While Fools should generally take the opinion of Wall Street with a grain of salt, it's not a bad idea to take a look at particularly stock-shaking analyst upgrades and downgrades -- just in case their reasoning behind the call makes sense.

What: Shares of Microsoft (MSFT 1.82%) traded sluggishly on Monday after Deutsche Bank downgraded the software behemoth from buy to hold.

So what: Along with the downgrade, analyst Karl Keirstead planted a price target of $42 on the stock, representing just 7% worth of upside to yesterday's close. So while momentum traders might be attracted to Microsoft's price strength over the past year, Keirstead's call could reflect a growing sense on Wall Street that its valuation is becoming a bit stretched.
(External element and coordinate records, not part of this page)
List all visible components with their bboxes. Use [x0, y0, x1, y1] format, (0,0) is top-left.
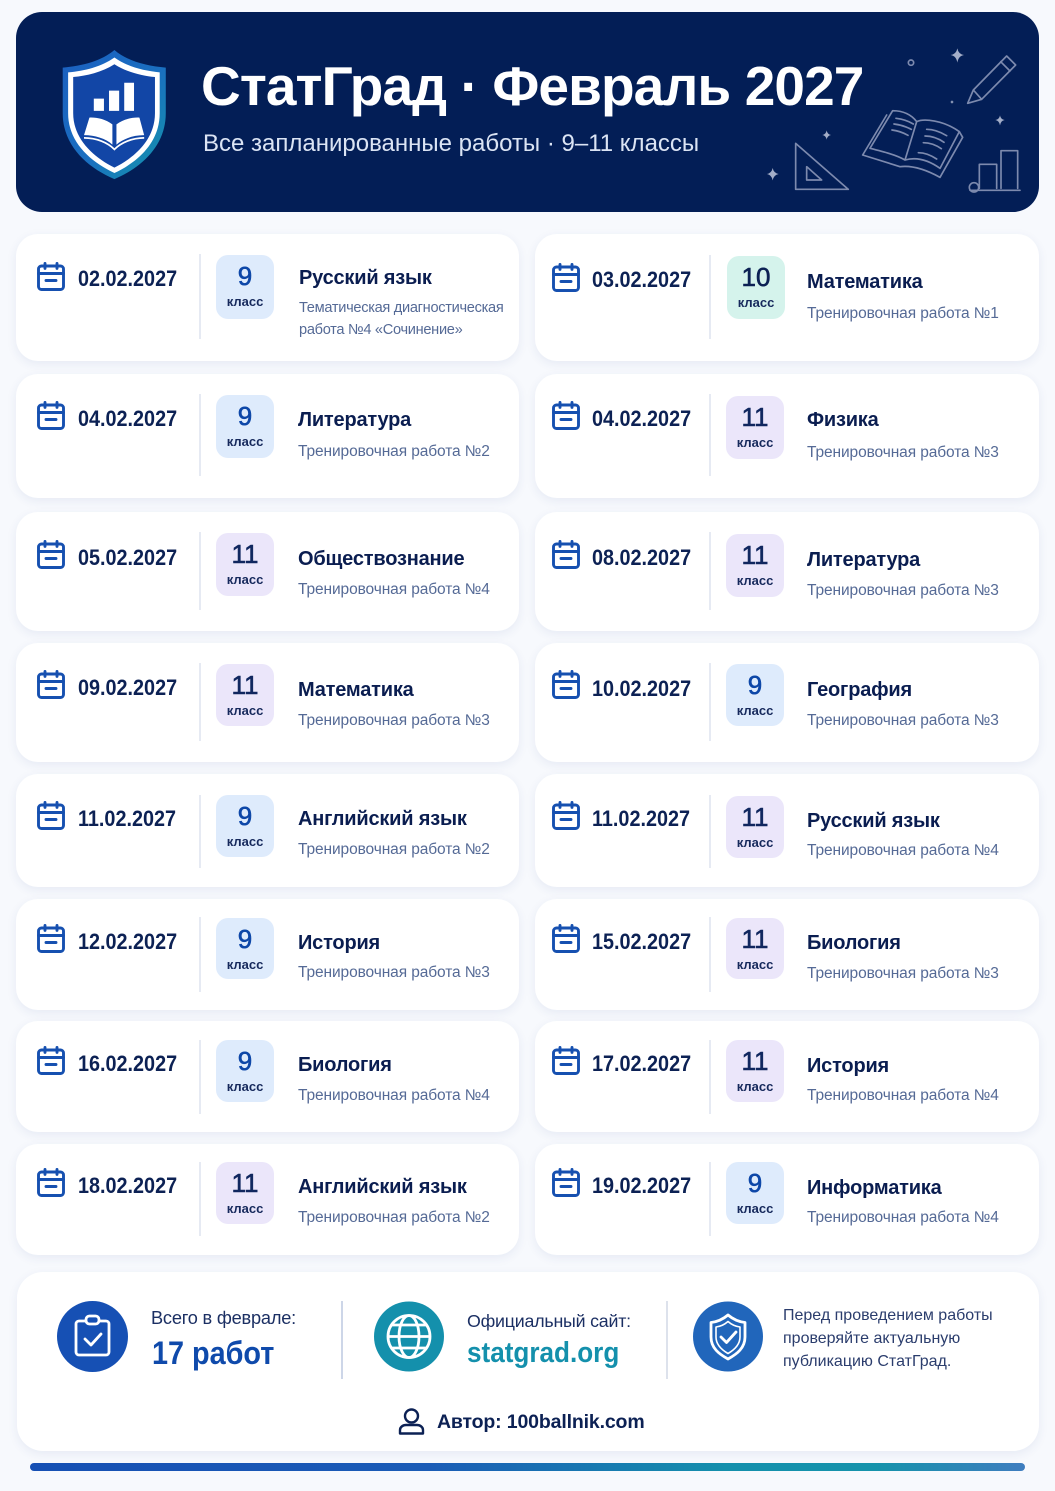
subject: Информатика	[807, 1177, 942, 1199]
total label: Всего в феврале:	[151, 1308, 296, 1328]
date: 11.02.2027	[592, 806, 690, 831]
grade badge	[727, 256, 785, 319]
grade badge: класс	[737, 957, 773, 972]
grade badge: класс	[737, 1079, 773, 1094]
work description: Тренировочная работа №3	[807, 965, 999, 982]
site label: Официальный сайт:	[467, 1311, 631, 1331]
icon: calendar	[37, 1046, 65, 1075]
grade badge: класс	[227, 957, 263, 972]
icon: shield logo	[62, 50, 166, 180]
card: 17.02.2027 История	[535, 1021, 1039, 1132]
date: 03.02.2027	[592, 267, 691, 292]
grade badge: класс	[737, 835, 773, 850]
grade badge	[726, 664, 784, 726]
card: 11.02.2027 Английский язык	[16, 774, 519, 887]
grade badge: класс	[227, 1079, 263, 1094]
grade badge	[726, 796, 784, 858]
icon: calendar	[552, 670, 580, 699]
date: 10.02.2027	[592, 676, 691, 701]
work description: Тренировочная работа №2	[298, 841, 490, 858]
work description: Тренировочная работа №3	[807, 712, 999, 729]
subject: Физика	[807, 409, 879, 431]
grade badge: класс	[227, 434, 263, 449]
grade badge	[726, 396, 784, 459]
date: 18.02.2027	[78, 1173, 177, 1198]
grade badge: 11	[742, 1046, 768, 1076]
grade badge: 9	[748, 670, 762, 700]
grade badge: 11	[742, 924, 768, 954]
icon: shield check	[693, 1302, 763, 1372]
card: 12.02.2027 История	[16, 899, 519, 1010]
grade badge: 9	[238, 801, 252, 831]
card: 05.02.2027 Обществознание	[16, 512, 519, 631]
grade badge: класс	[227, 572, 263, 587]
grade badge: класс	[737, 435, 773, 450]
grade badge	[216, 395, 274, 458]
date: 09.02.2027	[78, 675, 177, 700]
icon: calendar	[552, 1046, 580, 1075]
grade badge	[216, 1040, 274, 1102]
grade badge: 11	[742, 540, 768, 570]
date: 02.02.2027	[78, 266, 177, 291]
grade badge: класс	[227, 834, 263, 849]
card: 16.02.2027 Биология	[16, 1021, 519, 1132]
subject: Русский язык	[807, 810, 940, 832]
work description: Тренировочная работа №2	[298, 443, 490, 460]
subtitle: Все запланированные работы · 9–11 классы	[203, 130, 699, 157]
work description: Тренировочная работа №3	[807, 582, 999, 599]
icon: calendar	[552, 924, 580, 953]
subject: Биология	[298, 1054, 392, 1076]
note text: Перед проведением работы	[783, 1307, 993, 1324]
icon: calendar	[37, 801, 65, 830]
icon: calendar	[552, 801, 580, 830]
grade badge: 11	[742, 802, 768, 832]
icon: calendar	[37, 1168, 65, 1197]
date: 17.02.2027	[592, 1051, 691, 1076]
work description: Тренировочная работа №4	[807, 842, 999, 859]
grade badge	[216, 918, 274, 979]
grade badge	[726, 1162, 784, 1224]
icon: calendar	[37, 670, 65, 699]
subject: Английский язык	[298, 1176, 467, 1198]
card: 03.02.2027 Математика	[535, 234, 1039, 361]
grade badge: класс	[227, 1201, 263, 1216]
grade badge	[726, 1040, 784, 1102]
date: 05.02.2027	[78, 545, 177, 570]
work description: Тренировочная работа №4	[807, 1087, 999, 1104]
card: 18.02.2027 Английский язык	[16, 1144, 519, 1255]
work description: Тематическая диагностическая	[299, 300, 503, 316]
title: СтатГрад · Февраль 2027	[201, 55, 863, 117]
date: 16.02.2027	[78, 1051, 177, 1076]
work description	[299, 300, 503, 338]
grade badge: 10	[742, 262, 770, 292]
grade badge	[726, 918, 784, 979]
work description: Тренировочная работа №2	[298, 1209, 490, 1226]
grade badge	[216, 664, 274, 726]
subject: История	[298, 932, 380, 954]
work description: Тренировочная работа №1	[807, 305, 999, 322]
work description: Тренировочная работа №3	[298, 712, 490, 729]
subject: Английский язык	[298, 808, 467, 830]
icon: calendar	[552, 540, 580, 569]
icon: calendar	[37, 540, 65, 569]
work description: Тренировочная работа №4	[298, 1087, 490, 1104]
grade badge	[216, 255, 274, 319]
icon: globe	[374, 1302, 444, 1372]
card: 19.02.2027 Информатика	[535, 1144, 1039, 1255]
grade badge: класс	[737, 573, 773, 588]
work description: Тренировочная работа №3	[807, 444, 999, 461]
grade badge: класс	[227, 294, 263, 309]
subject: Обществознание	[298, 548, 464, 570]
date: 08.02.2027	[592, 545, 691, 570]
grade badge: 11	[232, 670, 258, 700]
card: 09.02.2027 Математика	[16, 643, 519, 762]
date: 15.02.2027	[592, 929, 691, 954]
card: 04.02.2027 Физика	[535, 374, 1039, 498]
work description: Тренировочная работа №4	[807, 1209, 999, 1226]
grade badge: 11	[232, 539, 258, 569]
grade badge: 9	[748, 1168, 762, 1198]
date: 04.02.2027	[592, 406, 691, 431]
grade badge: класс	[737, 703, 773, 718]
date: 19.02.2027	[592, 1173, 691, 1198]
icon: calendar	[37, 262, 65, 291]
grade badge	[726, 534, 784, 597]
work description: работа №4 «Сочинение»	[299, 322, 462, 338]
note text: проверяйте актуальную	[783, 1330, 960, 1347]
icon: calendar	[37, 401, 65, 430]
note text	[783, 1307, 993, 1370]
header banner	[16, 12, 1039, 212]
grade badge: 9	[238, 1046, 252, 1076]
card: 02.02.2027 Русский язык	[16, 234, 519, 361]
work description: Тренировочная работа №3	[298, 964, 490, 981]
grade badge	[216, 795, 274, 857]
grade badge: класс	[737, 1201, 773, 1216]
date: 12.02.2027	[78, 929, 177, 954]
subject: География	[807, 679, 912, 701]
date: 04.02.2027	[78, 406, 177, 431]
subject: Литература	[298, 409, 411, 431]
icon: calendar	[37, 924, 65, 953]
grade badge	[216, 1162, 274, 1224]
grade badge: 11	[742, 402, 768, 432]
grade badge	[216, 533, 274, 596]
subject: Математика	[807, 271, 923, 293]
card: 15.02.2027 Биология	[535, 899, 1039, 1010]
grade badge: 11	[232, 1168, 258, 1198]
card: 11.02.2027 Русский язык	[535, 774, 1039, 887]
grade badge: класс	[738, 295, 774, 310]
grade badge: 9	[238, 261, 252, 291]
card: 04.02.2027 Литература	[16, 374, 519, 498]
subject: Математика	[298, 679, 414, 701]
subject: История	[807, 1055, 889, 1077]
card: 10.02.2027 География	[535, 643, 1039, 762]
icon: clipboard	[57, 1301, 128, 1372]
icon: calendar	[552, 1168, 580, 1197]
site address: statgrad.org	[467, 1337, 619, 1369]
grade badge: 9	[238, 401, 252, 431]
gradient bottom bar	[30, 1463, 1025, 1471]
panel: footer summary	[17, 1272, 1039, 1451]
author: Автор: 100ballnik.com	[437, 1411, 645, 1433]
subject: Литература	[807, 549, 920, 571]
grade badge: 9	[238, 924, 252, 954]
subject: Русский язык	[299, 267, 432, 289]
subject: Биология	[807, 932, 901, 954]
icon: person	[398, 1408, 424, 1435]
icon: calendar	[552, 401, 580, 430]
date: 11.02.2027	[78, 806, 176, 831]
decorative icons: pencil, book, triangle, chart	[767, 48, 1021, 193]
icon: calendar	[552, 263, 580, 292]
note text: публикацию СтатГрад.	[783, 1353, 951, 1370]
grade badge: класс	[227, 703, 263, 718]
total value: 17 работ	[152, 1335, 274, 1371]
card: 08.02.2027 Литература	[535, 512, 1039, 631]
work description: Тренировочная работа №4	[298, 581, 490, 598]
Now what: According to Deutsche, Microsoft's risk/reward trade-off is pretty balanced at this point. "At the time that we assumed coverage of MSFT shares in January 2014, our bullish call was rooted in a number of pending catalysts, including the CEO change, the likelihood of a big Xbox One print, a stabilizing PC market with better-than-expected business PC sales, share gains in enterprise software and our belief that Street sentiment toward the megacap incumbents (MSFT& ORCL) was too negative relative to the high-growth disruptors," said Keirstead. "Many of these catalysts have now played out, and the nearest-term event (closing of the NOK deal) may be a net negative." With Microsoft shares still trading at a reasonable forward P/E of 13, however, long-term shareholders might do well to take Deutsche's downgrade with a grain of salt.